Since my last post, it's been weird to think how quickly technology advances, and specifically to do with music. Following on from previous posts to do with the future of music consumption, I'm thinking of Spotify, naturally, which - at least in the U.K., and Sweden, and certain other Western European countries where it exists - has took off hugely since, well, my last post (the service isn't available - at least yet - in the U.S. and Canada). Hot on it's heels, we now have a 'rival' site of sorts with the Peter Gabriel-funded WE7, which also relies on advertising in-between tracks for its revenue (most of which isn't half as hilarious as the taped messages that Spotify broadcasts of the site's fans - that includes you, Dave from Cardiff, with your intense Oasis/The Jam obsession). It is weird to think that only sixteen years ago - when I first starting going to 'serious' record shops like Rough Trade in Covent Garden (as it then was) and others - your only source for music was the weeklies (remember Melody Maker?); humble indie record shops vs corporate HMV/Virgin high street chains (depending on your preference); or the radio. Spotify has now decentered music to the point where, in those countries where it fully operates, you practically are the record shop. Like many of a certain age, my first encounter with record shops (years before going to the Rough Trade shop mentioned above) was with the long-extinct Our Price. I used to gaze at the sections on Joy Division and New Order, and look with wonderment at their distinctive and mysterious Peter Saville/Factory Records-designed covers. Ditto Depeche Mode, early Sonic Youth, etc. The idea then that they could all be sitting there on my PC was unthinkable. Back then, it would have seemed impossibly naive to believe too in the idea that these albums would essentially be there for free (if you don't count the amount that you're paying for broadband, of course (which obviously didn't exist then)), along with thousands of others - despite home taping having been a common fashion for a while already back then. This isn't even mentioning the mindboggling array of material by jazz artists - I've lost count of the amount of Miles Davis LPs on there. You could, quite possibly, never go to a record shop again and yet play a new album every day with Spotify (though there is no Beatles, Led Zeppelin and a number of others due to copyright issues).
The ramifications of Spotify are obvious: if it stays afloat (and, judging from the backing by the music industry - whatever that is these days - there's no reason why it shouldn't, despite much scepticism), future generations will become used to the idea that music is, mostly, 'free'; the idea, as in my youth, that you had to save for weeks before excitingly trudging to your independent record shop to buy the product, and then taking it home with baited breath, will slowly become defunct. Music is becoming omniprescent, fulfilling David Bowie's prediction that it'll become like running water one day.

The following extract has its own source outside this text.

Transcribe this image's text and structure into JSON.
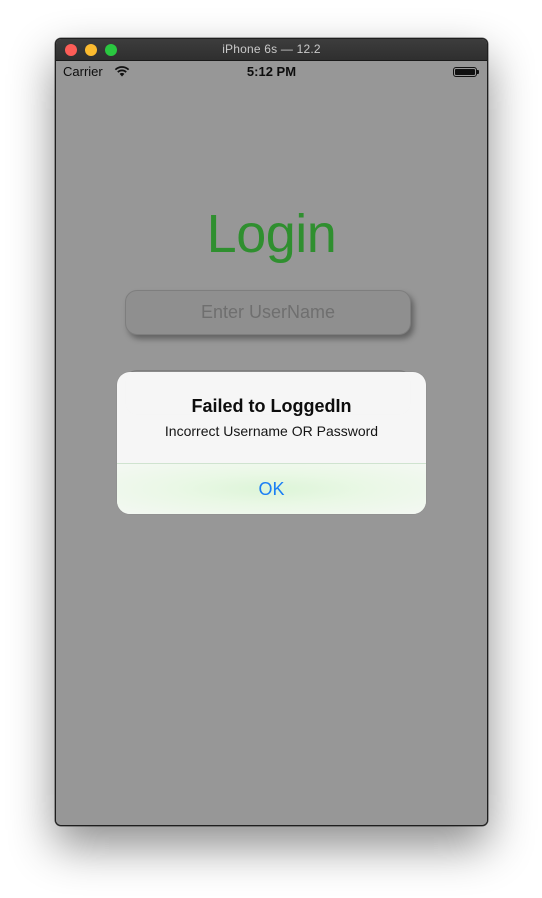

Of course, in the face of this, some record shops are still thriving, particularly those with attractions such as in-store gigs (which is precisely what Rough Trade and Pure Groove are doing, with the latter becoming less of a generic indie record shop altogether). And Spotify's lack of content from the more interesting and left-field labels (Constellation and Touch & Go, for example, or the Kranky artists) can be frustrating. Indie record shops will still thrive with obscure vinyl and obscure labels, and other examples that Spotify inevitably can't provide.
That said, one search on Spotify brought up material by the likes of Richard Youngs, Phil Niblock, and Keiji Haino, none of which can be accused of being exactly easy-listening (particularly dear Phil's numerous 25-minute long drone tracks in one chord). I guess I'm just nostalgic about the fact that the thrill of one-upmanship that I felt in 1993 when going to Rough Trade, knowing that I was the only person in my school who knew about the shop, those bands and those records, is somewhat gone. In the age of Spotify, everyone is a deeply knowledgeable music fan now, for better or worse.